Em 2023, houve uma mudança importante na Lei nº 14.550 que fez o feminicídio ser tratado como um crime próprio no Código Penal. Antes dessa mudança, o feminicídio era apenas uma qualificadora dentro de um homicídio, ou seja: se alguém matasse uma mulher por questões de gênero, o crime ainda era considerado um homicídio simples, mas com uma motivação a mais (a de ser um assassinato motivado pelo fato da vítima ser mulher).
O problema estava na possibilidade de o feminicídio ser descaracterizado durante o julgamento. Em suma, a defesa dos agressores podia tentar afastar a ideia de que o assassinato estava ligado ao gênero da vítima, muitas vezes fazendo com que o crime fosse tratado como algo menos grave.

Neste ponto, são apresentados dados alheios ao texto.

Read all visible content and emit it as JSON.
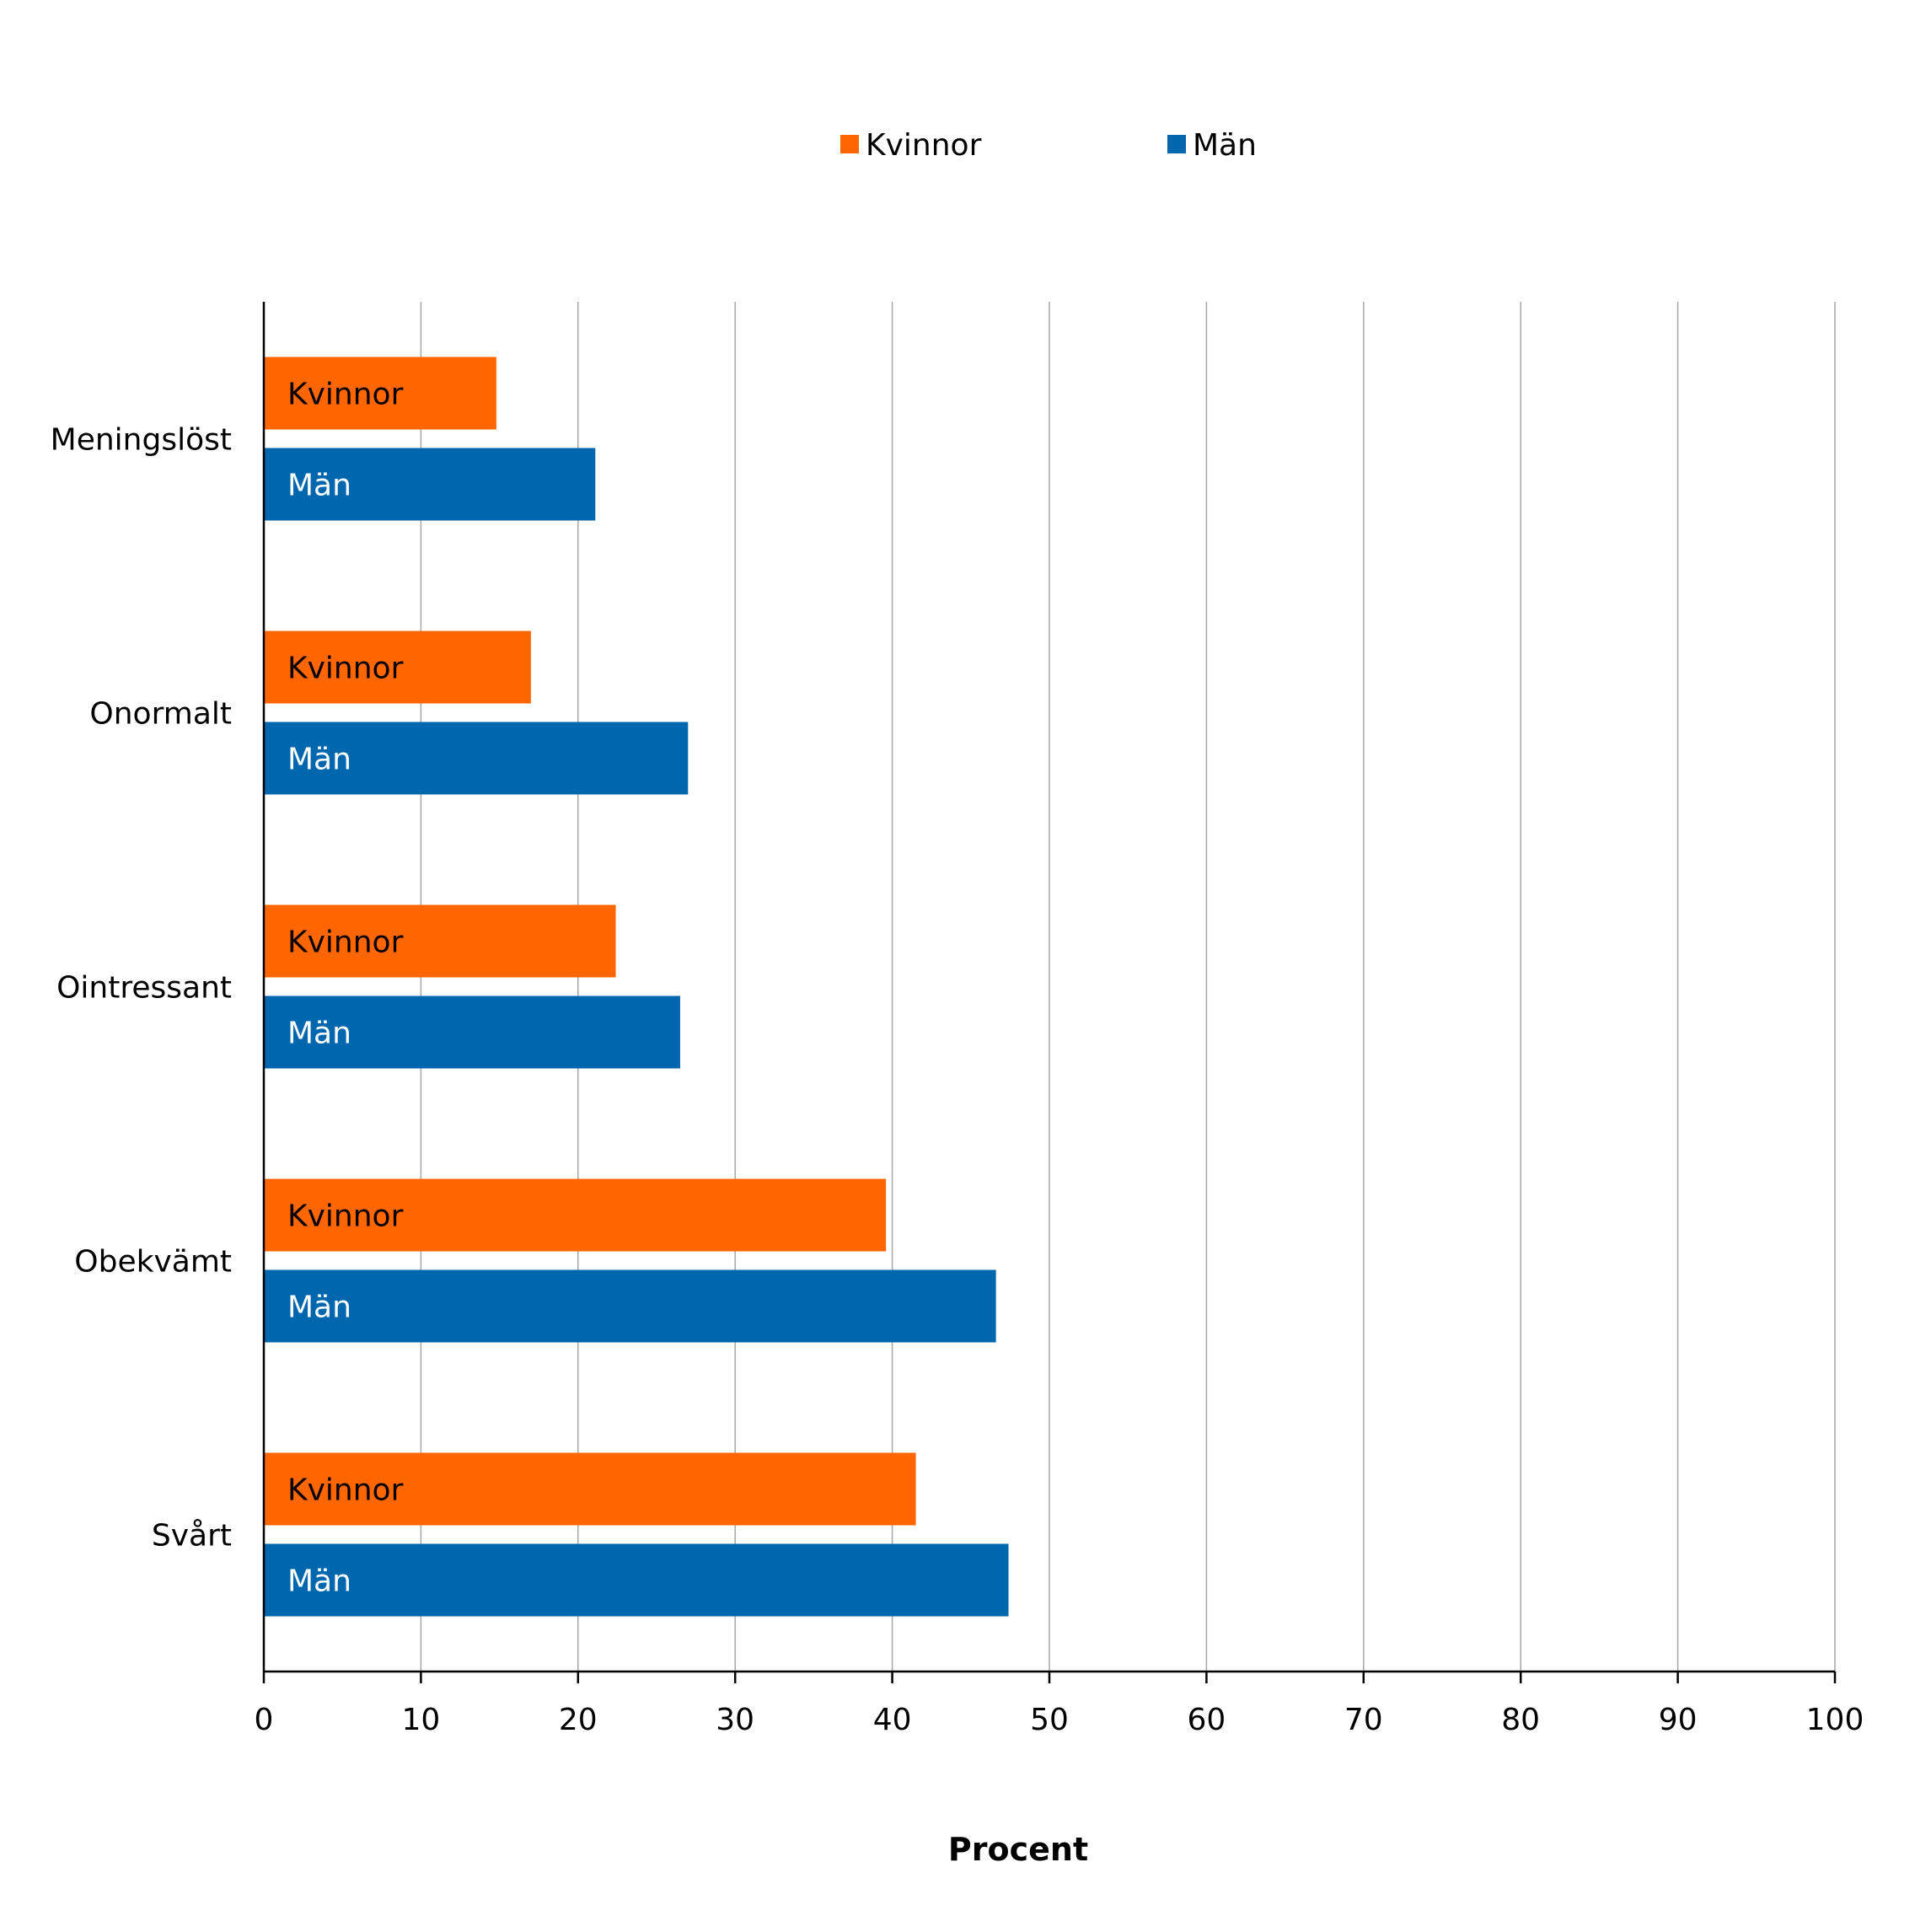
{
  "chart_data": {
    "type": "bar",
    "orientation": "horizontal",
    "categories": [
      "Meningslöst",
      "Onormalt",
      "Ointressant",
      "Obekvämt",
      "Svårt"
    ],
    "series": [
      {
        "name": "Kvinnor",
        "color": "#FF6600",
        "label_color": "#000000",
        "values": [
          14.8,
          17.0,
          22.4,
          39.6,
          41.5
        ]
      },
      {
        "name": "Män",
        "color": "#0066AE",
        "label_color": "#ffffff",
        "values": [
          21.1,
          27.0,
          26.5,
          46.6,
          47.4
        ]
      }
    ],
    "xlabel": "Procent",
    "xlim": [
      0,
      100
    ],
    "xticks": [
      0,
      10,
      20,
      30,
      40,
      50,
      60,
      70,
      80,
      90,
      100
    ],
    "grid": "vertical",
    "legend": "top",
    "bar_labels": "series name inside bar"
  }
}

Com a mudança, o feminicídio passou a ser um “crime autônomo” — tem um tratamento específico dentro da lei, com uma pena definida de 20 a 30 anos de prisão. Ainda assim, Rossana Marinho alerta que a essência do texto permanece com limitações graves. “O termo ‘sexo’ continua lá. E a gente ainda vive num país que não tem dados oficiais sobre os assassinatos de pessoas trans e de mulheres lésbicas”, conclui.